The most important thing when working with edible weeds making sure you know that the weeds you are planning to eat are indeed edible. Some plants look similar when they are young, and you can get really sick from eating plants or parts of plants that should not be eaten. Some plants, when ingested, can even cause death.

If you are planning to scavenge for edible weeds, make sure you have a guidebook or a knowledgeable person with you who can help you find the weeds that are safe. Someone from your local garden club or wildflower society should be able to point you in the right direction.

Also, make sure you know what parts of a plant are safe to eat. Just because the leaves of a plant are safe, that does not mean the whole plant should be consumed. Again, check the web, or with a guide to weeds or a local expert before you go hunting for weeds and heading for the kitchen.

If you are growing your own weeds, do not use pesticides or herbicides on them. Since many weeds aren't cooked before eating, it's a great idea to grow them organically when possible.

If you're not growing your own edible weeds, you need to consider the condition of the weeds you are likely to find on your searches. Some weeds may have been sprayed with herbicides and just haven't died yet.
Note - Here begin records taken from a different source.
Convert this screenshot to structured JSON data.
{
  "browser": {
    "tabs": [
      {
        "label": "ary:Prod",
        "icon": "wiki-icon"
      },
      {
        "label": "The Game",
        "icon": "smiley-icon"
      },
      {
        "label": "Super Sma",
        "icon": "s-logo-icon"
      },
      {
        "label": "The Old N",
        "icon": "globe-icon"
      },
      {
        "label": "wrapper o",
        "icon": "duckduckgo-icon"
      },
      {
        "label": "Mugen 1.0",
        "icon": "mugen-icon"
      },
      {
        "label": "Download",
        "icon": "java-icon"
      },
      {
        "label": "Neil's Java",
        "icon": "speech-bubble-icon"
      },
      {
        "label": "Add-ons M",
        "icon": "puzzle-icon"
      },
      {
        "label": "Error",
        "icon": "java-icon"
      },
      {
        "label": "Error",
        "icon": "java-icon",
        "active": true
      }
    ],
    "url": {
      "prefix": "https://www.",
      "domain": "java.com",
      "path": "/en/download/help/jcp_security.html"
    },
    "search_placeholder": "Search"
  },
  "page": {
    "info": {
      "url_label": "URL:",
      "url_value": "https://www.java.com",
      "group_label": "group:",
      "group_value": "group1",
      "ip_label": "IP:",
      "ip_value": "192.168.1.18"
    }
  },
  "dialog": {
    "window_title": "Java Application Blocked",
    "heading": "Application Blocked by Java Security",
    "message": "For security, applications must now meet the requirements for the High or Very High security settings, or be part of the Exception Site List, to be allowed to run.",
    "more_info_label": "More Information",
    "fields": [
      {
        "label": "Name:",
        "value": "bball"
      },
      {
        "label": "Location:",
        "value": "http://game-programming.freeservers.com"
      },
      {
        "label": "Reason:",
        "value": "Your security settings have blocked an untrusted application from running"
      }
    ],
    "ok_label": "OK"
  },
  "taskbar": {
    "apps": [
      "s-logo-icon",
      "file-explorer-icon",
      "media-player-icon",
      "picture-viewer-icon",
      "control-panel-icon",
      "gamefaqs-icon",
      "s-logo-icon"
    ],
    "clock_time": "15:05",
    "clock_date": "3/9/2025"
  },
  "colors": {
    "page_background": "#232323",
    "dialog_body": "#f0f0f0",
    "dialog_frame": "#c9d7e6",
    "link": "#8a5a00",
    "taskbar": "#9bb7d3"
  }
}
Others are very close to roads, which doesn't make them very appealing. The presence of animal feces or other waste in the area is a good sign you shouldn't eat the weeds as well.

Your best bet is to grow your own weeds to eat, because then you know where they came from and what has been done to them throughout the growing season.

You can often find seeds or plants for some weeds at your local garden center. You can also check out online seed sellers like Seed Rack. If all else fails and you're looking for a weed that regularly grows in your area, check your neighbors' yards or your local botanical garden. Either one would be happy to let you dig up their weed plants and take them away!